It is a breezy evening. I sit in my car with the window rolled down, waiting for a friend to leave on an excursion to Hamilton. I'm reading I Touch the Earth, the Earth Touches Me, by Hugh Prather. He talks about "a spiritual way of seeing." Spirituality has been a sensitive topic lately. I doubt there's a spirit, or that it's distinct from the mind, but undoubtedly the mind itself is beyond understanding. Prather says:Sometimes I doubt and sometimes I believe. And I like not making myself believe when I'm doubting, and not making myself doubt when I am believing. Surely neither God nor Accident require my consistency.
Years ago I concluded the God of a literal reading of the Bible was an egomaniac. If a real divinity exists, it offers no simple revelation, in fact its truth would most likely be incomprehensible to us. Even love itself, that thing we lift so high, is only a thing we need, to do what we humans do, and is a minute part of the big picture. Annie Dillard says:You see the creatures die and you know you will die. And one day it occurs to you that you must not need life. Obviously. And then you're gone. You have finally understood that you're dealing with a maniac.
God must not need our faith. Accepting that, I set myself free to embrace doubt, and discovered philosophical naturalism made sense to me.
Glancing up from Prather, I watch wind lick the row of grass poking between edges of parking lots. Momentarily I glimpse the breath of god, and long to revisit the bare face of intimacy and power. But this desire still seems a blind, irrational grasp for security in the dark.
In Hamilton I attend the opening of a group art show, Reading Hamilton, in which a set of
bitterlawngnome's photographs appears. It's at the
you/me gallery, presenting a novel interpretation of the voice of a city, and I recommend viewing it between now and July 9.
Bill mentions his
recent experiment in writing upon, and then photographing, the human body. In a future project he would like to use the beginning of the Gospel of John, "In the beginning was the Word, and the Word was with God, and the Word was God." In Latin, he says, the word verbum connotes movement and action. The entire passage expresses a profound mystical experience of divinity. As a writer I enjoy the image of god as word, and word as action. Writing is one of my most purely personal acts.
Fundamentalist faith promises "a personal relationship with Jesus Christ," and yet it can only be personal insofar as it measures faithfully against a literal interpretation of 2,000-year-old texts. You might think God is telling you it's okay to be gay but, honestly folks, the Bible calls it a degrading passion. People will reinterpret it up and down, but frankly there's little scope for imagination.
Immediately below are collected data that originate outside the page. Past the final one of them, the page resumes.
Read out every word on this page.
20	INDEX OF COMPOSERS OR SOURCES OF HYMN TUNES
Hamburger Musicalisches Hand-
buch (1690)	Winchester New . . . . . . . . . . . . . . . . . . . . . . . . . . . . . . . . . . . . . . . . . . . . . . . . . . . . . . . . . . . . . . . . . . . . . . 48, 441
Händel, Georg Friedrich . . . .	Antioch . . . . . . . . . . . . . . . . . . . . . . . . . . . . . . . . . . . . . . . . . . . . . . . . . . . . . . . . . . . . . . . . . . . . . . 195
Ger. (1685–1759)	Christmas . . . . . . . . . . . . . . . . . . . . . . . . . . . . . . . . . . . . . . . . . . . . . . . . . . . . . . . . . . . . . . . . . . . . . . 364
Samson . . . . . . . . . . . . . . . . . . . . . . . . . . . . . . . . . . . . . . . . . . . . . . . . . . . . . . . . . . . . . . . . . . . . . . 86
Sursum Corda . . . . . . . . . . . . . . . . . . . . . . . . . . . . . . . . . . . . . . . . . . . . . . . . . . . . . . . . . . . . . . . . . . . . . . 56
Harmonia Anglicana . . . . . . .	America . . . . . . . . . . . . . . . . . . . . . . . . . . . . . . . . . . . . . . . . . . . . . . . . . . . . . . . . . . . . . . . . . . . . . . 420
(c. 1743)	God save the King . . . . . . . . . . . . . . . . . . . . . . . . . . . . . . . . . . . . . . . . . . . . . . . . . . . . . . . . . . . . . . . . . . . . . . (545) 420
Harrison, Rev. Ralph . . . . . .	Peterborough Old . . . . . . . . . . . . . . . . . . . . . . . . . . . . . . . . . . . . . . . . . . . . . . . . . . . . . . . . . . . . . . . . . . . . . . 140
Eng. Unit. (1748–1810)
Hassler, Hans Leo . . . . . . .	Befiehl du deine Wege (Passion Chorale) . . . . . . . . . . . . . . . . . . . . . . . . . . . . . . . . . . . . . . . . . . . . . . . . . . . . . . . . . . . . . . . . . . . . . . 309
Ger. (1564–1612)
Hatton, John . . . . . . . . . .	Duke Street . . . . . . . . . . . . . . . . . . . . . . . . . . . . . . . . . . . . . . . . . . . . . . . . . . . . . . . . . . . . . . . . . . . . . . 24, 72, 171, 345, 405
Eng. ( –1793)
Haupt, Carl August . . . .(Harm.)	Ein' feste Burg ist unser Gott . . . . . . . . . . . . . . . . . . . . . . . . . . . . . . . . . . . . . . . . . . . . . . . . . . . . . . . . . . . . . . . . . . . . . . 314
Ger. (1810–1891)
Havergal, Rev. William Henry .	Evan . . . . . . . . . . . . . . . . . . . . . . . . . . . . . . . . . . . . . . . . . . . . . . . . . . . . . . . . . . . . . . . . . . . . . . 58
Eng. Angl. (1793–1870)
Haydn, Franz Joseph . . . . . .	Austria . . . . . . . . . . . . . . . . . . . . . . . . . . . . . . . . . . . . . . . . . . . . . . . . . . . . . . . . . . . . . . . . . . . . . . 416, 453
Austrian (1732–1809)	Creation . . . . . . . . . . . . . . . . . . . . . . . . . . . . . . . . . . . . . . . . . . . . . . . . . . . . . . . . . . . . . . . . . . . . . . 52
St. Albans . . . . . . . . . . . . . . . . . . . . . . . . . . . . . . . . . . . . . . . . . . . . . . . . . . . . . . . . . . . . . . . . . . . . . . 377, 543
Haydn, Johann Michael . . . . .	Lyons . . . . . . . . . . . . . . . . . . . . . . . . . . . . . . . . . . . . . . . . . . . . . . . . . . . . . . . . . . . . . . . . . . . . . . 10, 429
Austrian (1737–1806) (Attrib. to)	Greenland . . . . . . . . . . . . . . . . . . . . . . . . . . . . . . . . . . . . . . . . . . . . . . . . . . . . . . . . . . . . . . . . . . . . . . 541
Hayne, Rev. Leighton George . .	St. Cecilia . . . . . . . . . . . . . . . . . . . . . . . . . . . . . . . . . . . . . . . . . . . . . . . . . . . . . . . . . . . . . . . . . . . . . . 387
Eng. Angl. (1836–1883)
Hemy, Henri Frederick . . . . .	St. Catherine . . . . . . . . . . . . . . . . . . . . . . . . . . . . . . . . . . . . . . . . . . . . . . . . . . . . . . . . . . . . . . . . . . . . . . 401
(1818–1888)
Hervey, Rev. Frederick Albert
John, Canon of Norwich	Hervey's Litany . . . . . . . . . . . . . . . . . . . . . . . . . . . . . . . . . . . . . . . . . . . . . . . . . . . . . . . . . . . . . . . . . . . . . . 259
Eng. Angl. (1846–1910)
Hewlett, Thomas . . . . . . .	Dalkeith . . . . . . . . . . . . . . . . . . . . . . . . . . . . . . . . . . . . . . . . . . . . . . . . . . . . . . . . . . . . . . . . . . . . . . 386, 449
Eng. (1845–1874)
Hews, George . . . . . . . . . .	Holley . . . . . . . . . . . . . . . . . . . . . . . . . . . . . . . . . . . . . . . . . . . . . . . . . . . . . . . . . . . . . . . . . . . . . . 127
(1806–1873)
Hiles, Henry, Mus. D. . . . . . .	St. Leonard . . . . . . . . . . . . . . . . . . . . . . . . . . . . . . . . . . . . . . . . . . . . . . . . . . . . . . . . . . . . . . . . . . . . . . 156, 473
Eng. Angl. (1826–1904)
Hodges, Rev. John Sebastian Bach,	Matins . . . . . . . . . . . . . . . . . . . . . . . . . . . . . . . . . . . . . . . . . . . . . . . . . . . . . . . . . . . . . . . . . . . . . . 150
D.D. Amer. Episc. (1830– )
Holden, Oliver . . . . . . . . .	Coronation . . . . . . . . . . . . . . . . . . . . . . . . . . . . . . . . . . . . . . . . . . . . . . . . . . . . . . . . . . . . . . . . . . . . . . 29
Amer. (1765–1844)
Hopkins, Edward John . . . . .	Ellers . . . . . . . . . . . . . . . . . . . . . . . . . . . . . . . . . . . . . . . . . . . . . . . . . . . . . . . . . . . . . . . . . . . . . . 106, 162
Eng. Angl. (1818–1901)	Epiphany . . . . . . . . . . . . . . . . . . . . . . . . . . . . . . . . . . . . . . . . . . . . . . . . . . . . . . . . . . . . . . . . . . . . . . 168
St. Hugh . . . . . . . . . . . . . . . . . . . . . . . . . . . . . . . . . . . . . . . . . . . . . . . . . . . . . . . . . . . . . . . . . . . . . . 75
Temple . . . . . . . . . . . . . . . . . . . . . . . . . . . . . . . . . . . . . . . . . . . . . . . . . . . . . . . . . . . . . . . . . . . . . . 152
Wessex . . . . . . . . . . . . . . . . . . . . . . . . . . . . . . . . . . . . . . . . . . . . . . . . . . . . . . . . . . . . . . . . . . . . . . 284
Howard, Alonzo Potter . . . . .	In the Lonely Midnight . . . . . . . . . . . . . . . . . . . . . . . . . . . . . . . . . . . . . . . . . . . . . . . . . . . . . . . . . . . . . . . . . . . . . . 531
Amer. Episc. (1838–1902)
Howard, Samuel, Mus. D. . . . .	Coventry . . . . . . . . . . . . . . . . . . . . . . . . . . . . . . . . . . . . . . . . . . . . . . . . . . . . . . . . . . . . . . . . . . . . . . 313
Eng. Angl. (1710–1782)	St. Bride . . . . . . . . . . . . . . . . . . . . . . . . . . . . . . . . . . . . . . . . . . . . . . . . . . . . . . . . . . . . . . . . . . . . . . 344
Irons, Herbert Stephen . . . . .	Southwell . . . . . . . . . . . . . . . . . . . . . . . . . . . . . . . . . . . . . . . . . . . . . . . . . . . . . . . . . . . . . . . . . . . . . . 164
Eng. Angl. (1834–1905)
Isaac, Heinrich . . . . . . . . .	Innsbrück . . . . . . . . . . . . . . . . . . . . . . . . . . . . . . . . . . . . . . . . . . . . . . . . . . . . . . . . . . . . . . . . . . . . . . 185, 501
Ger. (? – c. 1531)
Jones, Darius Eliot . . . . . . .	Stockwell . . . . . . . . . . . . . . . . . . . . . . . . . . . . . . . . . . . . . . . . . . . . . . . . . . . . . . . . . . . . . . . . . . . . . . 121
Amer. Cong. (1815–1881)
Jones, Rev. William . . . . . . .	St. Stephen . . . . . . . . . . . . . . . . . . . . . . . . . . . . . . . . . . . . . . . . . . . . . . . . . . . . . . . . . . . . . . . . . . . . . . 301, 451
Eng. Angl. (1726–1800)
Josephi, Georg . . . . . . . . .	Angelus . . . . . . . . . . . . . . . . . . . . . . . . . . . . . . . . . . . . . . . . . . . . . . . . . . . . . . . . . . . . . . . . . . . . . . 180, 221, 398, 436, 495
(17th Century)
This god is more reliable than any living creature I've ever known, the easy answer to human insecurity.
Any religious text is useful only if inconsistency, recreation and skepticism are allowed, and the boundaries of faith are cast down. If the word is not active, it is dead.
Sitting in my car, I do not see the breath of god bending blades to silver. I see a force driven by the great dynamo of this planet, turning sun's nuclear energy to restless, unpredictable creation. I hear resonance of the planets in their ancient dance, the whispered messages of stars across time. Looking inward I glimpse the deep pool of mysticism, with the face of nature reflected on its surface. In my friend's company, I feel the endless theme of love replayed with new nuances and harmonies. These things are as close to the divine as I will ever know.